Book #58: On a Pale Horse (1983)

300x300author: Piers Anthony
language: English
length: 716 minutes (11 hours 56 minutes)
finished listening on: 18 May 2014

This was the next thing I delved into from the Humble Bundle. It’s quite long, as audiobooks go, but that’s not the reason it took me over a month to finish it (I’ve finished longer books in much less time!). I plain didn’t like it after a while. It starts out well, but gets boring and became a chore to continue.

The premise should be exciting: the main character tries to commit suicide after a series of things go wrong for him, but freaks out and shoots Death in the face instead. Thus he himself becomes Death himself, and meets a variety of other “incarnations of immortality” (also the name of the series that this book is the first episode of) including Time, Fate, War, and so on. Satan and God also put their nose in. It’s set in a parallel universe where magic and technology co-exist, which presumably explains the physical existence of these incarnations, and also allows such things as dragons. If it wasn’t written over thirty years ago I’d say it was copying Harry Potter.

Indeed, I was interested for the first few chapters, but it turned into a strange kind of philosophical treatise about the nature of religion and sin. Anthony’s personal philosophy about how sin works is, apparently, that people’s good deeds and bad deeds are literally weighed up on some kind of scales, and if they’re unbalanced, the person will go straight to heaven or hell, and if they’re balanced almost exactly, Death has to step in and personally judge the person’s soul. And if Death’s not sure, they will have to stay in purgatory, and personally complete a sick parody of a tax return to work it all out.

It gets complicated when Christian mythology is referenced. It’s implied that the incarnations are what they are (ie, straight out of Revelations) because Christianity is the dominant religion – sure, in the West! What about all the other big religions? Christianity isn’t dominant for two thirds of the world’s population, after all. It also ignores the messiah part – like, the central part – of Christian doctrine entirely (Jesus is never mentioned, that is), which would kind of negates the whole idea of good deeds and bad deeds being weighed up. The disconnect became clear when I listened to a bit of the author’s note at the end that Anthony actually doesn’t believe in God himself, but then it entirely calls into question his treatment of the atheist character, whose soul simply dissolves into dust and who is outwardly referred to as “strange” by Death. That was a more offputting section than the others because I felt like I was being personally attacked for holding no belief in God.

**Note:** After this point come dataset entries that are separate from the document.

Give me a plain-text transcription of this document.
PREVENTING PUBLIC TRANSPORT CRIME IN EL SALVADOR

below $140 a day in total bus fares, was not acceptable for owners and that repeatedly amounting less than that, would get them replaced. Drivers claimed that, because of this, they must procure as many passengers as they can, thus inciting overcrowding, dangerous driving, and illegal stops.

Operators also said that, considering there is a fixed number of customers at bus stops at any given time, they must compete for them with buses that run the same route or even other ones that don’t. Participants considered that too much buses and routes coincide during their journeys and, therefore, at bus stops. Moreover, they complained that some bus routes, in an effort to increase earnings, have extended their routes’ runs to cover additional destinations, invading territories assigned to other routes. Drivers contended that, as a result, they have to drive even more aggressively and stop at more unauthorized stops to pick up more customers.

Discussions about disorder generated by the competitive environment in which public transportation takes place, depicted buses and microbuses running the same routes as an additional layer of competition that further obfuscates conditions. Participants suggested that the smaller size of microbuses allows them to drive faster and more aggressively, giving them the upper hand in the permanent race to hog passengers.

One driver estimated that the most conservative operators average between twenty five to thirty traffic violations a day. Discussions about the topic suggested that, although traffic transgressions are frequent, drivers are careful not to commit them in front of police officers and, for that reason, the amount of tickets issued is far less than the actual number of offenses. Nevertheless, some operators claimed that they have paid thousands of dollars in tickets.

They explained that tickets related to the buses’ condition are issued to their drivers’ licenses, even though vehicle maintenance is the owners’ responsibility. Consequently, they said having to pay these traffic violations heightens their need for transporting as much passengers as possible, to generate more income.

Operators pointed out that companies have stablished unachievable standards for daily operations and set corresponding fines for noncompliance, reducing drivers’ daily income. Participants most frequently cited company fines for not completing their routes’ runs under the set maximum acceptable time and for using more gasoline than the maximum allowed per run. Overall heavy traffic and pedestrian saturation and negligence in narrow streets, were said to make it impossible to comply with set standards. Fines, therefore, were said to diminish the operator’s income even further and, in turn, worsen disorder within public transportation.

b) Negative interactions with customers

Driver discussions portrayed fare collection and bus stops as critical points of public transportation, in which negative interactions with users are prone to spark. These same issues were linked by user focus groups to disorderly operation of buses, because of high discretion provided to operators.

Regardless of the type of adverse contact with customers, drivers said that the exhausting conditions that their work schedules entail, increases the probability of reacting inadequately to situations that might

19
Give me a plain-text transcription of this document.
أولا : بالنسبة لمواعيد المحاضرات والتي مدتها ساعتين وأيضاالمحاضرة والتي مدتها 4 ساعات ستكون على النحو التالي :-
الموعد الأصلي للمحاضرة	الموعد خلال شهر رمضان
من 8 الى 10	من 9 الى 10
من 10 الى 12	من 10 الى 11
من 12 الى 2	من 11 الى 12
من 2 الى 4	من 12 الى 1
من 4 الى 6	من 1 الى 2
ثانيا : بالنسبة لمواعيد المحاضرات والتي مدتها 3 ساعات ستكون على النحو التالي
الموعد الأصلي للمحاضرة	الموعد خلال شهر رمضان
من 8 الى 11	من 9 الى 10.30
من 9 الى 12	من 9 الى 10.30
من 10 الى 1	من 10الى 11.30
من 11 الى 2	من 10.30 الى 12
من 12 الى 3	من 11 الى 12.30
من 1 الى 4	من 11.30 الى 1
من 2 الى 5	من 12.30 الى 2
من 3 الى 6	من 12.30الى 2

But that wasn’t the place where Anthony crossed the line; far from it. He crossed the line in his treatment of rape and his idea of what constitutes it. In his world, babies born out of rape inherit the sin of the rape, and are born impure, and have to be reaped by Death instead of going straight to heaven, like the good pure babies. That’s a bit of an ugly idea in itself, but the moment where I almost threw down my iPhone in disgust was when a ten year old kid was impure because he’d been having sexual relations with a grown woman, and the author literally muses that if it’d been a man raping a girl, it would be unambiguously the man committing the sin and the girl would remain free of sin, but the other way round, the woman is doing a favour to the young boy. As if he’s asking, what young boy wouldn’t want to be raped by an older woman? For fuck’s sake.

It’s also just boring, and badly written. The next book in the series is on the next Humble Bundle, which I’ve bought now, but I think I’m just going to skip over it. Don’t read this.